O senador e pré-candidato à Presidência da República Flávio Bolsonaro (PL) anunciou nesta quarta-feira (22) que adotará novas medidas de segurança durante a campanha eleitoral. Entre as mudanças está o uso permanente de colete à prova de balas, além do reforço da equipe responsável por sua proteção.
Segundo nota divulgada pela campanha, a decisão foi tomada após um aumento de ameaças e manifestações de incitação à violência registradas nos últimos meses.
Campanha amplia esquema de proteção
O novo protocolo de segurança prevê a triplicação da equipe de proteção, a criação de um centro de comando permanente para monitoramento de ameaças, ampliação do número de viaturas e reforço no armamento utilizado pelos agentes de segurança.
De acordo com a equipe do senador, as medidas buscam reduzir riscos durante a pré-campanha e os compromissos públicos previstos para os próximos meses.
Ainda segundo a nota, um levantamento atribuído ao setor de inteligência da Polícia do Senado Federal identificou um crescimento nas ameaças direcionadas ao parlamentar desde o início de junho.
A campanha afirma que foram contabilizados mais de 2 mil registros, distribuídos entre ameaças explícitas, mensagens de incitação à violência, referências codificadas e conteúdos relacionados à possibilidade de ataques.

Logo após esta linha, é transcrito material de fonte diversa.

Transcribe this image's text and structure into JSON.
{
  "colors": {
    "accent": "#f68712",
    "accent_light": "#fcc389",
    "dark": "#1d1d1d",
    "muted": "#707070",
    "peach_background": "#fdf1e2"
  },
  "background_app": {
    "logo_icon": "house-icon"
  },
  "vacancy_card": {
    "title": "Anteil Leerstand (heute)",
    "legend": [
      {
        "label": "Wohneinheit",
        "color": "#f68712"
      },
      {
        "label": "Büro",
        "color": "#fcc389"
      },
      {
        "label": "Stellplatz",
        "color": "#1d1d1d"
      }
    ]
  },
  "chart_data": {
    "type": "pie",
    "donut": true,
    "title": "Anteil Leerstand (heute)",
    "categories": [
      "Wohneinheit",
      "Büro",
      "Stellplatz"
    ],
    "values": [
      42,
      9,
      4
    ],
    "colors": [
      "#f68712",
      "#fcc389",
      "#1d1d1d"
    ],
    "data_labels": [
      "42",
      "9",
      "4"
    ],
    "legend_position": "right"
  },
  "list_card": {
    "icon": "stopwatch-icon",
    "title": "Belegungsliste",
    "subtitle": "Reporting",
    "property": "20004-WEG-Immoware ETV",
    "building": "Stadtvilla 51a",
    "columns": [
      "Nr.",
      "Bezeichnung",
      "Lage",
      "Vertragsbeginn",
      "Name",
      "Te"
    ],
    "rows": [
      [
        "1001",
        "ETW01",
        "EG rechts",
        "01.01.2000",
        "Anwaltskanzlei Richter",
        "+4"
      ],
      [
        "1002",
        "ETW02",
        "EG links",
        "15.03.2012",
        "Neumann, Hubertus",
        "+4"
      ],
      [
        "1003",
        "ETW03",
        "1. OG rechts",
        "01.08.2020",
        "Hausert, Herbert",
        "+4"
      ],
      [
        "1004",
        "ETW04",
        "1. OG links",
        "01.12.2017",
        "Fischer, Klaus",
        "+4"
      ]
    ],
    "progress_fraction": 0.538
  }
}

Os números apresentados indicam:
- 868 ameaças explícitas;
- 647 manifestações de incitação à violência;
- 640 referências codificadas;
- 133 conteúdos relacionados ao planejamento ou oportunidade de ataques.
Proteção seguirá com a Polícia do Senado
Flávio Bolsonaro também declarou preocupação com a possibilidade de haver “infiltrados” na Polícia Federal e defendeu que agentes federais destacados para sua segurança sejam direcionados para reforçar as investigações sobre as fraudes envolvendo aposentados e pensionistas do INSS.
Como senador, ele continuará sendo protegido pela Polícia Legislativa do Senado, responsável por sua segurança institucional. Já os demais candidatos à Presidência deverão contar com o esquema de proteção organizado pela Polícia Federal durante o período eleitoral.